Does providing health insurance to the poor actually make them healthier? While a critical question in the long-running health care debate, the impact of health insurance on the poor has been difficult to determine as studies comparing the insured versus the uninsured typically have too many variables (income, education, health habits, etc.) to be completely successful. However, a recent study on the impact of Medicaid in Oregon provides the first rigorously controlled look at the costs and benefits of having health insurance.
This study, published by the National Bureau of Economic Research, took advantage of an unusual situation in Oregon, which decided to expand its Medicaid program by selecting 10,000 uninsured people by lottery. This allowed economists to compare those selected by lottery to receive Medicaid with those who had not been picked. Because it is considered unethical for researchers to deny coverage to some people for the benefit of a study, nothing like this had ever been done before.
In short, the findings from the first year are encouraging. The researchers found that when the previously uninsured were given Medicaid they saw doctors more often, felt more financially stable, reported better physical and mental health, and undertook more preventative health measures. For example, Medicaid coverage increased the likelihood of using outpatient care by 35% and of having a regular doctor by 55%. Women on Medicaid were 60% more likely to receive a mammogram than the uninsured group and the likelihood of people having to borrow money or skip other bills to pay for health care decreased by 40%. However, having Medicaid coverage did not reduce the number of emergency room visits and increased utilization of health care services by the insured added up to an extra 25% in annual medical expenditures, making cost still a significant factor.

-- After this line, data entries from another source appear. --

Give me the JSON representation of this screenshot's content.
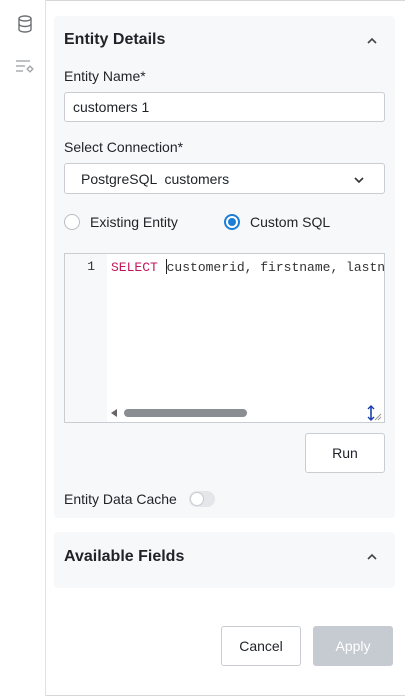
{
  "rail": {
    "icons": [
      "database-icon",
      "filter-settings-icon"
    ]
  },
  "entity_details": {
    "title": "Entity Details",
    "entity_name_label": "Entity Name*",
    "entity_name_value": "customers 1",
    "connection_label": "Select Connection*",
    "connection_value": "PostgreSQL  customers",
    "radio_existing": "Existing Entity",
    "radio_custom": "Custom SQL",
    "selected_mode": "Custom SQL",
    "editor": {
      "line_number": "1",
      "keyword": "SELECT",
      "code_rest": "customerid, firstname, lastna"
    },
    "run_label": "Run",
    "cache_label": "Entity Data Cache",
    "cache_enabled": false
  },
  "available_fields": {
    "title": "Available Fields"
  },
  "footer": {
    "cancel_label": "Cancel",
    "apply_label": "Apply"
  },
  "colors": {
    "accent": "#1c7ed6",
    "keyword": "#c2185b",
    "disabled": "#c6cbd1",
    "panel": "#f7f8f9"
  }
}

With the debate on the expansion of public insurance raging, this study is expected to be a strong argument for insuring the poor. However, feeling healthier doesn’t necessarily mean that people are healthier. The study also didn’t assess the quality of care for those on Medicaid, which is a frequent criticism of public insurance. The second phase of the study will attempt to answer at least one of these questions by measuring the health effects of having Medicaid versus being uninsured. The researchers interviewed 12,000 people (6,000 from each category) and measured variables like blood pressure, cholesterol, and weight. Those results will be released once they have been analyzed.
Insuring the poor is a critical component to reducing the chronic disease burden and eliminating health disparity. Relying on “safety net” hospitals, free clinics, and charity care is not a sustainable option, nor a preferable one. However, expanding public insurance on its own is not enough. Without improving the quality of care of those on Medicaid or raising reimbursement rates so that more doctors accept it, the cycle of poor health outcomes for underserved populations will continue. As this study shows, if people are offered the option to live a healthier life they take it. This should be proof enough.